Mr Hancock wiped away tears as he told Piers Morgan and Susanna Reid: ‘It’s been such a tough year for so many people and there’s William Shakespeare putting it simply for everybody that we can get on with our lives’. But in a gloomy warning for Britain he added: ‘There’s still a few months to go, I’ve still got this worry that we can’t blow it now Piers, we’ve still got to get the vaccine to millions of people so we’ve got to keep sticking to the rules, there’s so much work gone into this – it makes me proud to be British’. 

‘But we hope we’ll be able to lift the measures by the spring and we hope that by next summer we’ll all be having a much more normal summer.

‘I don’t want to put too much more detail on it than that, and I can’t put more in terms of the numbers because there are so many contingencies that mean what we can be sure of and work and plan to is for the NHS to be able to deliver the rollout at the speed at which the manufacturers can manufacture.’

The logistics of storing and transporting the complex Pfizer vaccine had delayed plans to make care home residents the first to receive the jabs.

The vaccine currently comes in packs of between 975 and 4,875 doses, which must be used within six hours of being transported – even if kept refrigerated in special cool bags.

Many care homes have only dozens of residents, meaning that even the smallest package would be far too many doses and lay hundreds of precious jabs to waste.

This unpacking process – which will be done by licensed private contractors working for the NHS – needs to be signed off by the MHRA, but sources last night said the issue was expected to be resolved imminently.

Mr Hancock also revealed more hospitals will be added to the list ‘later today’ to bolster the number of sites where people can get the jabs. 

Responding to Conservative MP Holly Mumby-Croft, he said: ‘We’ve started at 70 hospitals across the UK.

‘Those are the ones that are best able to deal with the difficult logistics of having a vaccine that has to be stored at minus 70.

‘But I understand the desire for every hospital to get on that list and we will be publishing a further list later today.’ 

Scotland has already pledged to start vaccinating care home residents from December 14. 

Meanwhile, Sir Simon said the launch of the national coronavirus vaccination programme was showing the NHS at its best.

He said it was a remarkable achievement that vaccinations were now being rolled out less than a year after the first case of coronavirus.

Sir Simon was speaking during a visit to the vaccination centre at Guy’s Hospital in London on Tuesday where he met staff and patients receiving their jabs.

He said: ‘It is less than a year since the first coronavirus case was diagnosed and yet here we are today beginning vaccinations across the NHS, so that’s a remarkable achievement not just on the part of the scientists, the researchers, and the regulators, but today of pharmacists, nurses and doctors.

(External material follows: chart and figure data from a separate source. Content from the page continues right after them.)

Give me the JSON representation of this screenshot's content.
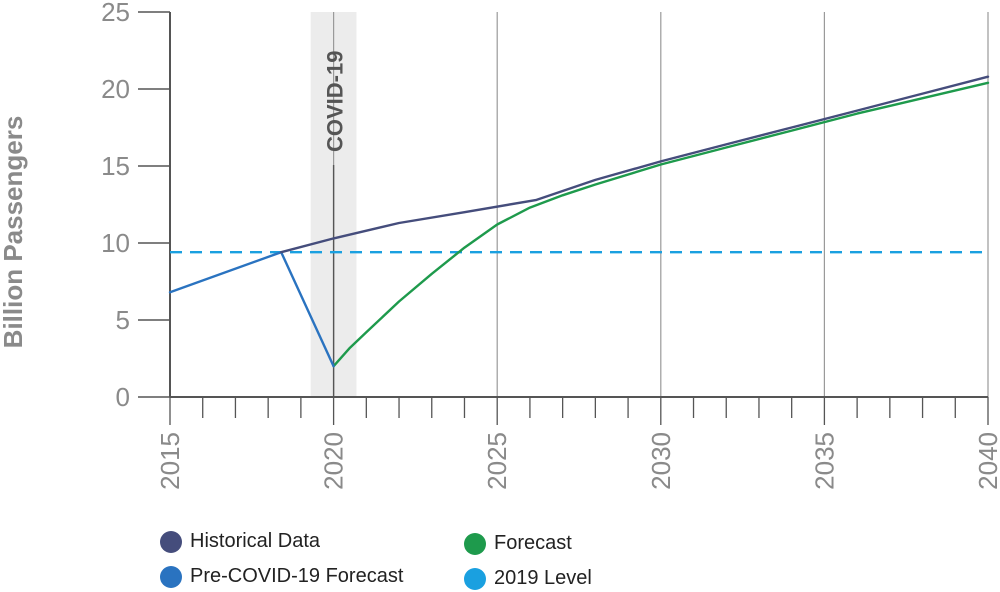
{
  "chart_data": {
    "type": "line",
    "ylabel": "Billion Passengers",
    "xlim": [
      2015,
      2040
    ],
    "ylim": [
      0,
      25
    ],
    "x_ticks": [
      "2015",
      "2020",
      "2025",
      "2030",
      "2035",
      "2040"
    ],
    "y_ticks": [
      "0",
      "5",
      "10",
      "15",
      "20",
      "25"
    ],
    "annotation": {
      "label": "COVID-19",
      "x_from": 2019.3,
      "x_to": 2020.7,
      "x_line": 2020
    },
    "series": [
      {
        "name": "Historical Data",
        "color": "#454d7c",
        "x": [
          2018.4,
          2020,
          2022,
          2024,
          2026.2,
          2028,
          2030,
          2032,
          2034,
          2036,
          2038,
          2040
        ],
        "y": [
          9.4,
          10.3,
          11.3,
          12.0,
          12.8,
          14.1,
          15.3,
          16.4,
          17.5,
          18.6,
          19.7,
          20.8
        ]
      },
      {
        "name": "Pre-COVID-19 Forecast",
        "color": "#2a73c0",
        "x": [
          2015,
          2018.4,
          2020
        ],
        "y": [
          6.8,
          9.4,
          2.0
        ]
      },
      {
        "name": "Forecast",
        "color": "#1e9a4c",
        "x": [
          2020,
          2020.5,
          2021,
          2022,
          2023,
          2024,
          2025,
          2026,
          2027,
          2028,
          2030,
          2032,
          2034,
          2036,
          2038,
          2040
        ],
        "y": [
          2.0,
          3.2,
          4.2,
          6.2,
          8.0,
          9.7,
          11.2,
          12.3,
          13.1,
          13.8,
          15.1,
          16.2,
          17.3,
          18.4,
          19.4,
          20.4
        ]
      },
      {
        "name": "2019 Level",
        "color": "#1aa0e0",
        "style": "dashed",
        "x": [
          2015,
          2040
        ],
        "y": [
          9.4,
          9.4
        ]
      }
    ],
    "legend": [
      {
        "label": "Historical Data",
        "color": "#454d7c"
      },
      {
        "label": "Forecast",
        "color": "#1e9a4c"
      },
      {
        "label": "Pre-COVID-19 Forecast",
        "color": "#2a73c0"
      },
      {
        "label": "2019 Level",
        "color": "#1aa0e0"
      }
    ],
    "grid": "vertical",
    "legend_position": "bottom"
  }
}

‘In many ways this is the NHS at its best, getting new vaccinations to vulnerable patients who need them for free.’

But while Sir Simon described the start of the vaccination programme as a ‘turning point’, he said that people still needed to act sensibly to stop the virus from spreading.

He added: ‘Today is a hugely important step, but it’s a first step. Ultimately millions of patients will be offered this vaccination.

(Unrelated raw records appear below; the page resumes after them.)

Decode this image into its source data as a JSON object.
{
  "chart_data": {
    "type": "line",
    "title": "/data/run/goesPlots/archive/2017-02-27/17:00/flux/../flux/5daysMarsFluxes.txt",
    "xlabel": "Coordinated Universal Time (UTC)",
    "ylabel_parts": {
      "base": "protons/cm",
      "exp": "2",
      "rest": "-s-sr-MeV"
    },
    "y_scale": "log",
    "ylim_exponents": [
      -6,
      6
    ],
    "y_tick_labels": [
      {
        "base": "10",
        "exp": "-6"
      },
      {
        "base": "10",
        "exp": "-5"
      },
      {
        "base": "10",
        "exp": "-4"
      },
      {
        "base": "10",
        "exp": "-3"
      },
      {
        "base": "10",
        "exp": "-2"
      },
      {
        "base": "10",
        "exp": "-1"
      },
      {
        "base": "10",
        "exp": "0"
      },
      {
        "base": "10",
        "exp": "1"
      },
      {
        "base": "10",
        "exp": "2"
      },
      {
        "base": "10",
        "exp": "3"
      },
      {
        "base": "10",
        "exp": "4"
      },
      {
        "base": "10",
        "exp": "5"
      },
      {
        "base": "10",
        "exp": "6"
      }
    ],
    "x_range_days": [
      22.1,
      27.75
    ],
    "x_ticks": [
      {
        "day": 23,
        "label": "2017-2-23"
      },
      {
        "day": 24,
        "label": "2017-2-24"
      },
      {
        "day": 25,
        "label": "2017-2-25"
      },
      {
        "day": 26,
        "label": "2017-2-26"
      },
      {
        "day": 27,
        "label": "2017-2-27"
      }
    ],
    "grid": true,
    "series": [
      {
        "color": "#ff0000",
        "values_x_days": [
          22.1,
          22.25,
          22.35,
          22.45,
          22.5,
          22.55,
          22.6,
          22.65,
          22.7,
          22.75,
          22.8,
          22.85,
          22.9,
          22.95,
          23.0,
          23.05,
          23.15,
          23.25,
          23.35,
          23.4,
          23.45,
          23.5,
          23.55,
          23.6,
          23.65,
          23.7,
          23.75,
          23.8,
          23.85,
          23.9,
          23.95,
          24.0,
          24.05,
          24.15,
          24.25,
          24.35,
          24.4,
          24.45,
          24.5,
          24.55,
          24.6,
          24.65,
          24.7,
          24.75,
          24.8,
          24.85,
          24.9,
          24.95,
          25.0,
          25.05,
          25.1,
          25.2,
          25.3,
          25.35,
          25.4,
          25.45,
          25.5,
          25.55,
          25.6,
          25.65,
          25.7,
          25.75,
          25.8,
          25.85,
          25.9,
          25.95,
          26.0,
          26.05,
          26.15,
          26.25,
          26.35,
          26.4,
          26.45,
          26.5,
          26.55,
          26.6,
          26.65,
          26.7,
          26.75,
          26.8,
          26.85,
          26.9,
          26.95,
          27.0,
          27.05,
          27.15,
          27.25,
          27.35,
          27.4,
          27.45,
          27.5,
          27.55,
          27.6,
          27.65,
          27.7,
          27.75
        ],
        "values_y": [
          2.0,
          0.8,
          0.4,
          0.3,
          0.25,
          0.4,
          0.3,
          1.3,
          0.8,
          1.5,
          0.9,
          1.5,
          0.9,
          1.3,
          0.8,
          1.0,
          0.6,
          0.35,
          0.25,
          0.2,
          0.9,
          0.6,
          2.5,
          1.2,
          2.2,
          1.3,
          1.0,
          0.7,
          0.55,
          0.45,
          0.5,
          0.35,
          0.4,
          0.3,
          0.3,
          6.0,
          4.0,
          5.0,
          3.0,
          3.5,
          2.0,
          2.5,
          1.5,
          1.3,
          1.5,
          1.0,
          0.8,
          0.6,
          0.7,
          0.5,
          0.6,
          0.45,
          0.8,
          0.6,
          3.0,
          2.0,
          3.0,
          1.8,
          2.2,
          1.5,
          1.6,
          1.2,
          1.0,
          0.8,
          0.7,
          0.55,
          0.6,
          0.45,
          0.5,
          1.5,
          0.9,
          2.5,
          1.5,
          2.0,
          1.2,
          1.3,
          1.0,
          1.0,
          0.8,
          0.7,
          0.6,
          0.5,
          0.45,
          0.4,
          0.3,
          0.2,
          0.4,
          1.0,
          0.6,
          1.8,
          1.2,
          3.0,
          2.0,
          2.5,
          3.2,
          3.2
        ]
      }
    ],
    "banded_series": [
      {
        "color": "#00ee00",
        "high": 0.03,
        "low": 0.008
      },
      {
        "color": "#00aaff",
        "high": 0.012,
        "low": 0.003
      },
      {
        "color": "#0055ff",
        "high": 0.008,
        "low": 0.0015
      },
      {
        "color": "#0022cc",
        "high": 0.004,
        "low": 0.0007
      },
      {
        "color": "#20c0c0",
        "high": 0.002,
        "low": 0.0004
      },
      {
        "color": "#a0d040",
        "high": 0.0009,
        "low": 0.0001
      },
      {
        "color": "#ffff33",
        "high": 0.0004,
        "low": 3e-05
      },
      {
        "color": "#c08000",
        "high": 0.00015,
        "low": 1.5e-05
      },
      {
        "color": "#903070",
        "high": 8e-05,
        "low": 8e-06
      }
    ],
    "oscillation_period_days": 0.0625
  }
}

‘Between now and then it’s just incredibly important we continue to take care and act sensibly to control coronavirus before we are able to access vaccinations.’

Sir Simon also said that keeping the virus under control was the best way to make sure the health service can provide a full range of services over winter.

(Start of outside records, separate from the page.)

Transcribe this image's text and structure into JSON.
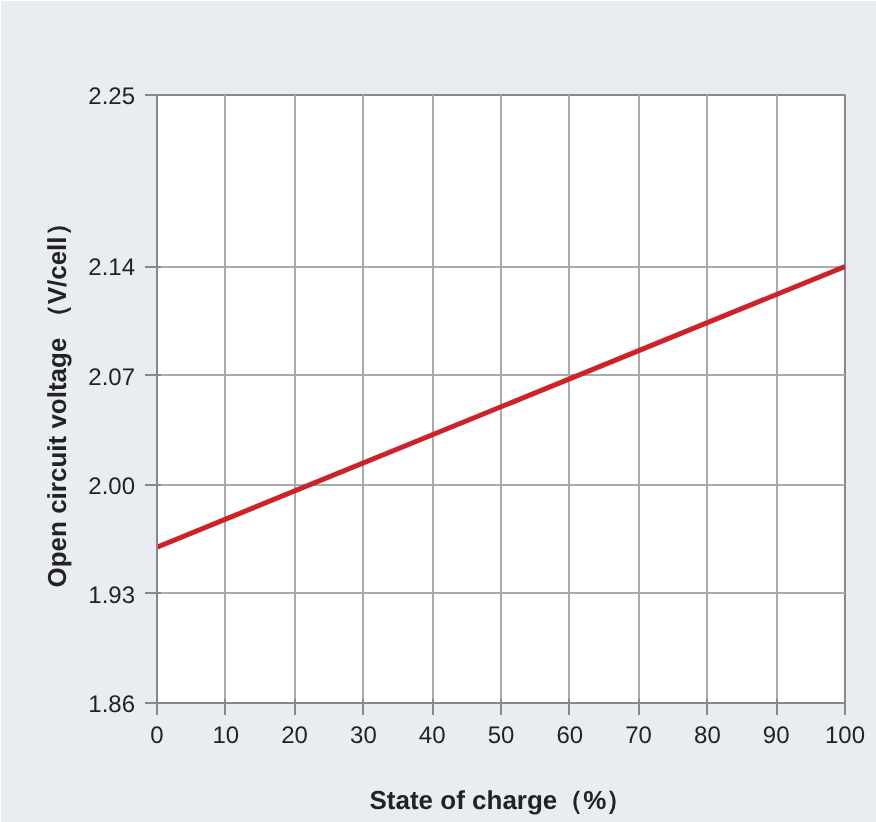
{
  "chart_data": {
    "type": "line",
    "xlabel": "State of charge（%）",
    "ylabel": "Open circuit voltage （V/cell）",
    "x": [
      0,
      100
    ],
    "series": [
      {
        "color": "#cc2229",
        "values": [
          1.96,
          2.14
        ]
      }
    ],
    "xlim": [
      0,
      100
    ],
    "xticks": [
      0,
      10,
      20,
      30,
      40,
      50,
      60,
      70,
      80,
      90,
      100
    ],
    "ylim": [
      1.86,
      2.25
    ],
    "yticks": [
      1.86,
      1.93,
      {
        "value": 2.0,
        "label": "2.00"
      },
      2.07,
      2.14,
      2.25
    ],
    "grid": true,
    "marker": "none",
    "line_style": "solid"
  }
}
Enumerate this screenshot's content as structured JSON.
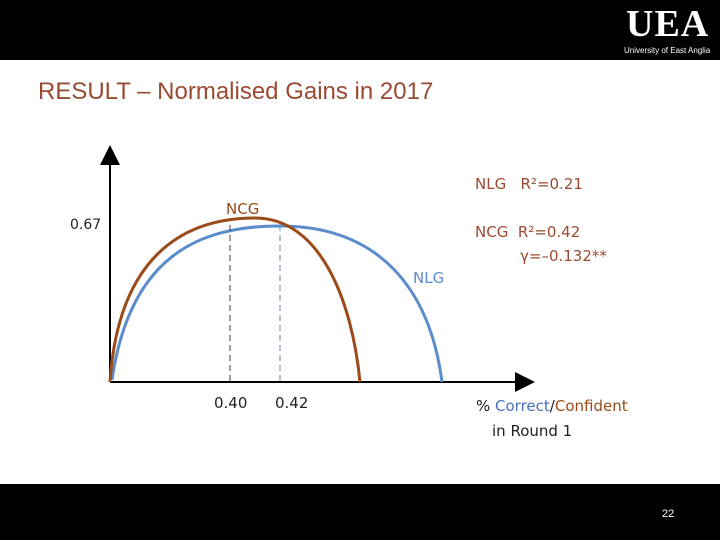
{
  "header": {
    "logo_text": "UEA",
    "logo_subtext": "University of East Anglia"
  },
  "title": "RESULT – Normalised Gains in 2017",
  "page_number": "22",
  "colors": {
    "ncg": "#9b4a1a",
    "nlg": "#5b8ccc",
    "title": "#9a4a32",
    "bar": "#000000"
  },
  "chart_data": {
    "type": "line",
    "series": [
      {
        "name": "NCG",
        "peak_x": 0.4,
        "peak_y": 0.67,
        "color": "#9b4a1a"
      },
      {
        "name": "NLG",
        "peak_x": 0.42,
        "color": "#5b8ccc"
      }
    ],
    "y_tick": "0.67",
    "x_ticks": [
      "0.40",
      "0.42"
    ],
    "curve_labels": {
      "ncg": "NCG",
      "nlg": "NLG"
    },
    "annotations": {
      "nlg_stats": "NLG   R²=0.21",
      "ncg_stats": "NCG  R²=0.42",
      "gamma": "γ=–0.132**"
    },
    "xlabel": {
      "prefix": "% ",
      "correct": "Correct",
      "sep": "/",
      "confident": "Confident",
      "line2": "in Round 1"
    }
  }
}
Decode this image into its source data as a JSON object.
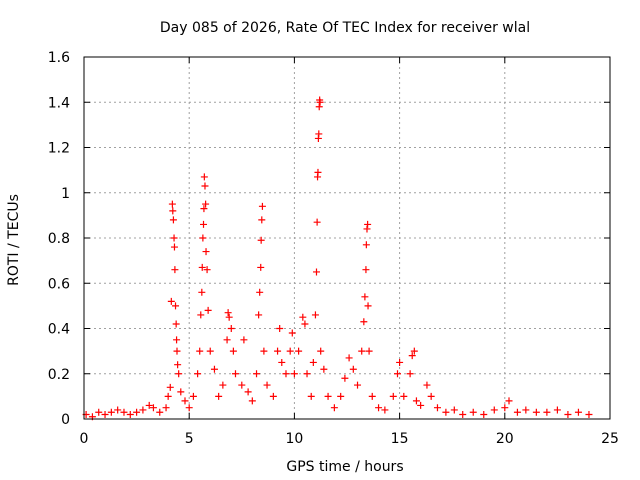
{
  "chart_data": {
    "type": "scatter",
    "title": "Day 085 of 2026, Rate Of TEC Index for receiver wlal",
    "xlabel": "GPS time / hours",
    "ylabel": "ROTI / TECUs",
    "xlim": [
      0,
      25
    ],
    "ylim": [
      0,
      1.6
    ],
    "xticks": [
      0,
      5,
      10,
      15,
      20,
      25
    ],
    "xtick_labels": [
      "0",
      "5",
      "10",
      "15",
      "20",
      "25"
    ],
    "yticks": [
      0,
      0.2,
      0.4,
      0.6,
      0.8,
      1.0,
      1.2,
      1.4,
      1.6
    ],
    "ytick_labels": [
      "0",
      "0.2",
      "0.4",
      "0.6",
      "0.8",
      "1",
      "1.2",
      "1.4",
      "1.6"
    ],
    "grid": true,
    "marker": "+",
    "color": "#ff0000",
    "series": [
      {
        "name": "ROTI",
        "points": [
          [
            0.1,
            0.02
          ],
          [
            0.4,
            0.01
          ],
          [
            0.7,
            0.03
          ],
          [
            1.0,
            0.02
          ],
          [
            1.3,
            0.03
          ],
          [
            1.6,
            0.04
          ],
          [
            1.9,
            0.03
          ],
          [
            2.2,
            0.02
          ],
          [
            2.5,
            0.03
          ],
          [
            2.8,
            0.04
          ],
          [
            3.1,
            0.06
          ],
          [
            3.3,
            0.05
          ],
          [
            3.6,
            0.03
          ],
          [
            3.9,
            0.05
          ],
          [
            4.0,
            0.1
          ],
          [
            4.1,
            0.14
          ],
          [
            4.15,
            0.52
          ],
          [
            4.2,
            0.95
          ],
          [
            4.22,
            0.92
          ],
          [
            4.25,
            0.88
          ],
          [
            4.28,
            0.8
          ],
          [
            4.3,
            0.76
          ],
          [
            4.32,
            0.66
          ],
          [
            4.35,
            0.5
          ],
          [
            4.38,
            0.42
          ],
          [
            4.4,
            0.35
          ],
          [
            4.42,
            0.3
          ],
          [
            4.45,
            0.24
          ],
          [
            4.5,
            0.2
          ],
          [
            4.6,
            0.12
          ],
          [
            4.8,
            0.08
          ],
          [
            5.0,
            0.05
          ],
          [
            5.2,
            0.1
          ],
          [
            5.4,
            0.2
          ],
          [
            5.5,
            0.3
          ],
          [
            5.55,
            0.46
          ],
          [
            5.6,
            0.56
          ],
          [
            5.62,
            0.67
          ],
          [
            5.65,
            0.8
          ],
          [
            5.68,
            0.86
          ],
          [
            5.7,
            0.93
          ],
          [
            5.72,
            1.07
          ],
          [
            5.75,
            1.03
          ],
          [
            5.78,
            0.95
          ],
          [
            5.8,
            0.74
          ],
          [
            5.85,
            0.66
          ],
          [
            5.9,
            0.48
          ],
          [
            6.0,
            0.3
          ],
          [
            6.2,
            0.22
          ],
          [
            6.4,
            0.1
          ],
          [
            6.6,
            0.15
          ],
          [
            6.8,
            0.35
          ],
          [
            6.85,
            0.47
          ],
          [
            6.9,
            0.45
          ],
          [
            7.0,
            0.4
          ],
          [
            7.1,
            0.3
          ],
          [
            7.2,
            0.2
          ],
          [
            7.5,
            0.15
          ],
          [
            7.6,
            0.35
          ],
          [
            7.8,
            0.12
          ],
          [
            8.0,
            0.08
          ],
          [
            8.2,
            0.2
          ],
          [
            8.3,
            0.46
          ],
          [
            8.35,
            0.56
          ],
          [
            8.4,
            0.67
          ],
          [
            8.42,
            0.79
          ],
          [
            8.45,
            0.88
          ],
          [
            8.48,
            0.94
          ],
          [
            8.55,
            0.3
          ],
          [
            8.7,
            0.15
          ],
          [
            9.0,
            0.1
          ],
          [
            9.2,
            0.3
          ],
          [
            9.3,
            0.4
          ],
          [
            9.4,
            0.25
          ],
          [
            9.6,
            0.2
          ],
          [
            9.8,
            0.3
          ],
          [
            9.9,
            0.38
          ],
          [
            10.0,
            0.2
          ],
          [
            10.2,
            0.3
          ],
          [
            10.4,
            0.45
          ],
          [
            10.5,
            0.42
          ],
          [
            10.6,
            0.2
          ],
          [
            10.8,
            0.1
          ],
          [
            10.9,
            0.25
          ],
          [
            11.0,
            0.46
          ],
          [
            11.05,
            0.65
          ],
          [
            11.08,
            0.87
          ],
          [
            11.1,
            1.07
          ],
          [
            11.12,
            1.09
          ],
          [
            11.14,
            1.24
          ],
          [
            11.16,
            1.26
          ],
          [
            11.18,
            1.38
          ],
          [
            11.2,
            1.41
          ],
          [
            11.22,
            1.4
          ],
          [
            11.25,
            0.3
          ],
          [
            11.4,
            0.22
          ],
          [
            11.6,
            0.1
          ],
          [
            11.9,
            0.05
          ],
          [
            12.2,
            0.1
          ],
          [
            12.4,
            0.18
          ],
          [
            12.6,
            0.27
          ],
          [
            12.8,
            0.22
          ],
          [
            13.0,
            0.15
          ],
          [
            13.2,
            0.3
          ],
          [
            13.3,
            0.43
          ],
          [
            13.35,
            0.54
          ],
          [
            13.4,
            0.66
          ],
          [
            13.42,
            0.77
          ],
          [
            13.45,
            0.84
          ],
          [
            13.48,
            0.86
          ],
          [
            13.5,
            0.5
          ],
          [
            13.55,
            0.3
          ],
          [
            13.7,
            0.1
          ],
          [
            14.0,
            0.05
          ],
          [
            14.3,
            0.04
          ],
          [
            14.7,
            0.1
          ],
          [
            14.9,
            0.2
          ],
          [
            15.0,
            0.25
          ],
          [
            15.2,
            0.1
          ],
          [
            15.5,
            0.2
          ],
          [
            15.6,
            0.28
          ],
          [
            15.7,
            0.3
          ],
          [
            15.8,
            0.08
          ],
          [
            16.0,
            0.06
          ],
          [
            16.3,
            0.15
          ],
          [
            16.5,
            0.1
          ],
          [
            16.8,
            0.05
          ],
          [
            17.2,
            0.03
          ],
          [
            17.6,
            0.04
          ],
          [
            18.0,
            0.02
          ],
          [
            18.5,
            0.03
          ],
          [
            19.0,
            0.02
          ],
          [
            19.5,
            0.04
          ],
          [
            20.0,
            0.05
          ],
          [
            20.2,
            0.08
          ],
          [
            20.6,
            0.03
          ],
          [
            21.0,
            0.04
          ],
          [
            21.5,
            0.03
          ],
          [
            22.0,
            0.03
          ],
          [
            22.5,
            0.04
          ],
          [
            23.0,
            0.02
          ],
          [
            23.5,
            0.03
          ],
          [
            24.0,
            0.02
          ]
        ]
      }
    ]
  }
}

He added: ‘The single biggest way of making sure the NHS can provide a full range of services is to continue to act sensibly so that we keep coronavirus under control.

‘We all know what it takes to do that and if we do then we will see routine operations, the wider range of services, continuing to fire in all cylinders.’

He also said that the NHS will contact people to come forward for vaccinations.